Analysis Health Systems

Good Practice: Medical Respite Programs Offer Homeless Patients a Place to Go

Erica Sweeney

Viral cases of "patient dumping" this year have shown that many homeless patients simply have nowhere to go after a hospital stay.

Earlier this year, a video went viral that showed hospital workers leaving a disoriented woman at a bus stop outside a Baltimore, Maryland, hospital wearing only a thin hospital gown and socks in freezing temperatures. And in July, a Los Angeles hospital agreed to pay a $550,000 legal settlement after being accused of leaving hundreds of homeless patients at bus and train stations or on the streets after discharging them.

These high-profile cases of “patient dumping” have shed light on the fact that many homeless people simply have nowhere to go after a hospital stay. The cases, while “horrific,” are actually raising awareness about the growing need for more affordable housing and widespread medical respite care for the homeless, says Julia Dobbins, a project manager at the National Health Care for the Homeless Council (NHCHC).

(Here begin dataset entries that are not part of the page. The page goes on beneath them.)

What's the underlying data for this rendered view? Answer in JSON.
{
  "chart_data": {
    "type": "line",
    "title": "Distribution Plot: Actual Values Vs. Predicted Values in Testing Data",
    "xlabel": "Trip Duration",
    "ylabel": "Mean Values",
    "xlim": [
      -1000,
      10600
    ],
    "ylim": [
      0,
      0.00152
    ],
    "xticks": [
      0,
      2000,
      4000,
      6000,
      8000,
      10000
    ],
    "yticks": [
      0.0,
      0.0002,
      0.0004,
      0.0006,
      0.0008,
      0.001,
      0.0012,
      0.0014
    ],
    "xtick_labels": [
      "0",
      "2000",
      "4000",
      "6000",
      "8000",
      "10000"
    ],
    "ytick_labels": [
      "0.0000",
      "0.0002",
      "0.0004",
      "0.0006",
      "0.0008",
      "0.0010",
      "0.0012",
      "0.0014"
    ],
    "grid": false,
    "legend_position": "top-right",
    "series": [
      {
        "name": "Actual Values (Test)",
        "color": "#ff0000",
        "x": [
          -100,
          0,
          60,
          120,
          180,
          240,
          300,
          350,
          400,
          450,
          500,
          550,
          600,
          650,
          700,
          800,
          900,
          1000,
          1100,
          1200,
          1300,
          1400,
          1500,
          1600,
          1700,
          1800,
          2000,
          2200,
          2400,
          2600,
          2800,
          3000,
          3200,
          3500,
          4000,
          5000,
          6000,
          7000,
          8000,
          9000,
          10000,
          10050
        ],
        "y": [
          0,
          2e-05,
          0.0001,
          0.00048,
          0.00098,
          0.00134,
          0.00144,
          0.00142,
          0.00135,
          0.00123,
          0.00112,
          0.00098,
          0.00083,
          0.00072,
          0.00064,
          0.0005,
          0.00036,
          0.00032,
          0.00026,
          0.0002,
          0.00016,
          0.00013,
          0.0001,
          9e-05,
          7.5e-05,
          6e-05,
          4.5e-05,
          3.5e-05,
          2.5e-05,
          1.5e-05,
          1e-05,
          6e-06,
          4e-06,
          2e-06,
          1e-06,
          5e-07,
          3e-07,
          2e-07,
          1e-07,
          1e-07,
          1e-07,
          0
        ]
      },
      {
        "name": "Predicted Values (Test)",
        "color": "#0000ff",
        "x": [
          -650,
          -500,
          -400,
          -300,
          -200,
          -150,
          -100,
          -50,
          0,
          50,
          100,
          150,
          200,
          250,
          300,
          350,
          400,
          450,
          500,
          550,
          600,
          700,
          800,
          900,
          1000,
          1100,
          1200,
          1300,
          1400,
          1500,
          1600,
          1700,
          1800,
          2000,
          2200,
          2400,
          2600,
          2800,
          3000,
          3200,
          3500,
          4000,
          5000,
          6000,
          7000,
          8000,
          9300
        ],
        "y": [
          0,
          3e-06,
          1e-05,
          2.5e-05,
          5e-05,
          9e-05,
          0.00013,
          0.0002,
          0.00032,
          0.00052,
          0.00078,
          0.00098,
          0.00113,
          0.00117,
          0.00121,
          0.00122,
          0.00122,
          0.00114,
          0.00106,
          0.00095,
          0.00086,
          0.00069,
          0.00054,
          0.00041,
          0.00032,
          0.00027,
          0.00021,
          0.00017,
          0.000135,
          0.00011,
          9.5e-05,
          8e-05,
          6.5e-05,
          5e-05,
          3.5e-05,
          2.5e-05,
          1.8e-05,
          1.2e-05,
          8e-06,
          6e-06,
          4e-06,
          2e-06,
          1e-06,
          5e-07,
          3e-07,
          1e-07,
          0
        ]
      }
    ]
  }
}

“People who are experiencing homelessness are not always prioritized in terms of good [hospital] discharge planning,” Dobbins told Rewire.News. “Part of that is because there are not a lot of options for a safe place to discharge them from the hospital. [The cases have] raised awareness about … [the fact that] the shelter or the street is not a humane or appropriate place to do that.”

Medical respite, also called recuperative care, refers to short-term in-patient care for people experiencing homelessness who are too sick to recover on the streets or in a shelter, but are not sick enough to continue staying in a hospital. The programs provide an array of health services and help connect people with other resources, including long-term housing.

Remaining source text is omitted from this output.